書誌情報
著者・訳者:末松氷海子 著
版型・ページ数:四六判・上製・284ページ
発行年:2015年4月1日
内容
「おばあちゃん、なんて大きな歯をしてるの?」
「おまえを食べるためだ。」
こう言って、この悪いオオカミは赤ずきんちゃんに飛びかかって、食べてしまいました。
『赤ずきん』のこんな結末に驚く読者も多いことだろう。
フランスの児童文学のはじまりといわれる「ペローの昔話」には、『赤ずきん』『眠れる森の美女』『シンデレラ』などの著名な物語が多く含まれるが、それらの物語の結末は日本では意外と知られていない。

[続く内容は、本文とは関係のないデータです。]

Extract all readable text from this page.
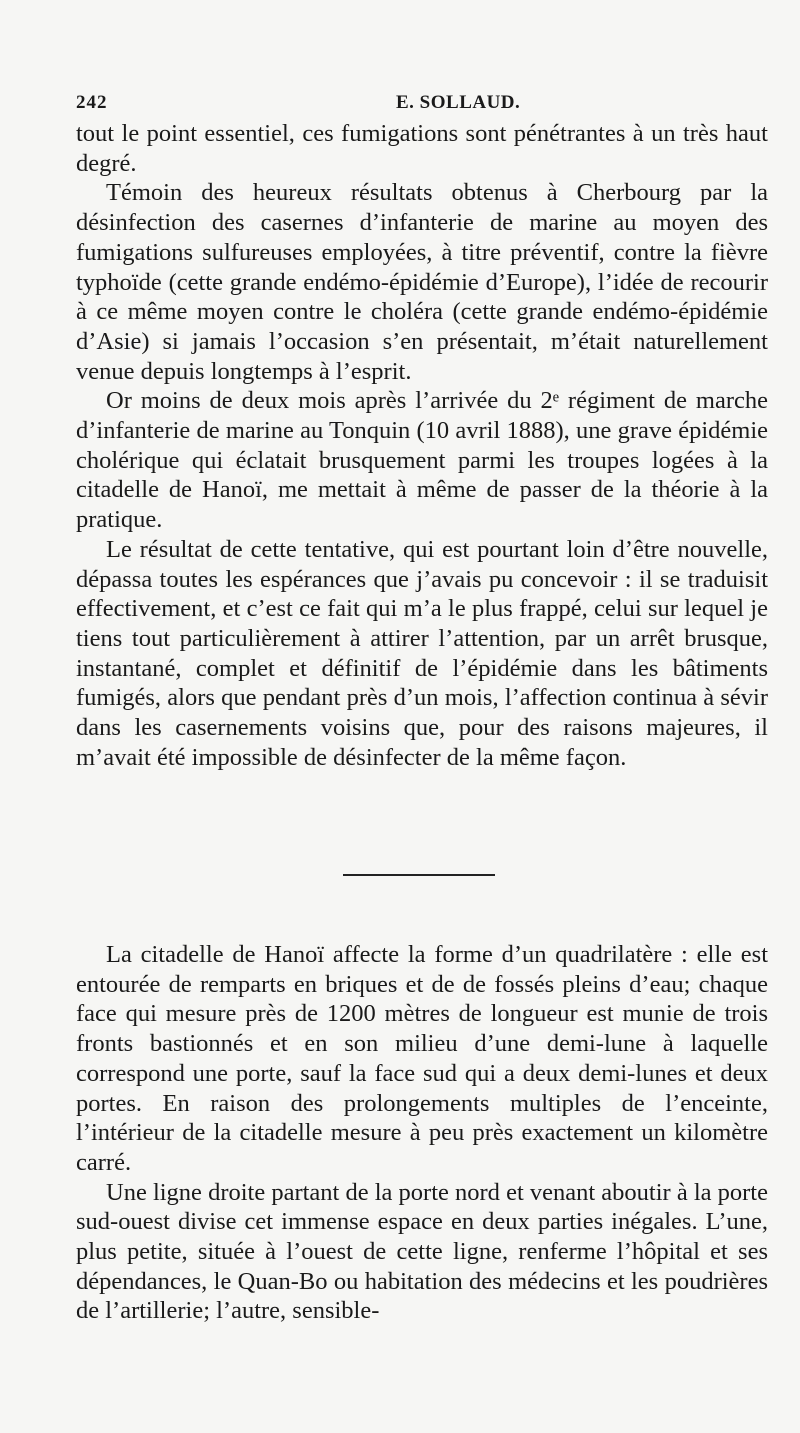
242	E. SOLLAUD.

tout le point essentiel, ces fumigations sont pénétrantes à un très haut degré.

Témoin des heureux résultats obtenus à Cherbourg par la désinfection des casernes d’infanterie de marine au moyen des fumigations sulfureuses employées, à titre préventif, contre la fièvre typhoïde (cette grande endémo-épidémie d’Europe), l’idée de recourir à ce même moyen contre le choléra (cette grande endémo-épidémie d’Asie) si jamais l’occasion s’en présentait, m’était naturellement venue depuis longtemps à l’esprit.

Or moins de deux mois après l’arrivée du 2ᵉ régiment de marche d’infanterie de marine au Tonquin (10 avril 1888), une grave épidémie cholérique qui éclatait brusquement parmi les troupes logées à la citadelle de Hanoï, me mettait à même de passer de la théorie à la pratique.

Le résultat de cette tentative, qui est pourtant loin d’être nouvelle, dépassa toutes les espérances que j’avais pu concevoir : il se traduisit effectivement, et c’est ce fait qui m’a le plus frappé, celui sur lequel je tiens tout particulièrement à attirer l’attention, par un arrêt brusque, instantané, complet et définitif de l’épidémie dans les bâtiments fumigés, alors que pendant près d’un mois, l’affection continua à sévir dans les casernements voisins que, pour des raisons majeures, il m’avait été impossible de désinfecter de la même façon.

La citadelle de Hanoï affecte la forme d’un quadrilatère : elle est entourée de remparts en briques et de de fossés pleins d’eau; chaque face qui mesure près de 1200 mètres de longueur est munie de trois fronts bastionnés et en son milieu d’une demi-lune à laquelle correspond une porte, sauf la face sud qui a deux demi-lunes et deux portes. En raison des prolongements multiples de l’enceinte, l’intérieur de la citadelle mesure à peu près exactement un kilomètre carré.

Une ligne droite partant de la porte nord et venant aboutir à la porte sud-ouest divise cet immense espace en deux parties inégales. L’une, plus petite, située à l’ouest de cette ligne, renferme l’hôpital et ses dépendances, le Quan-Bo ou habitation des médecins et les poudrières de l’artillerie; l’autre, sensible-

そしてその最大の特徴は、各物語の末尾につけられた現代にも通用する風刺のきいた「教訓」である。
本書では、恋に悩む女性はもちろんのこと、あらゆる読者の人生のアドバイスとなる「教訓」についても解説するほか、グリム童話との比較や、ペローに影響を与えた数多くの類話を紹介しながら、時代を経て、現代の作家にどのように影響しているのかを考察する。
著者
末松氷海子(すえまつ ひみこ)
1937年兵庫県生まれ。早稲田大学政治経済学部新聞学科卒業後、北フランスのリール市カトリック大学新聞学部に留学し、児童出版物の研究をする。帰国後は大学等の講師を務めたほか、児童書の翻訳紹介を続けている。
主な著・訳書に、『フランス児童文学への招待』『ペロー昔話・寓話集』(以上、小社刊)『おじいちゃんの休暇』『青い鳥』『長ぐつをはいたネコ』ほか多数。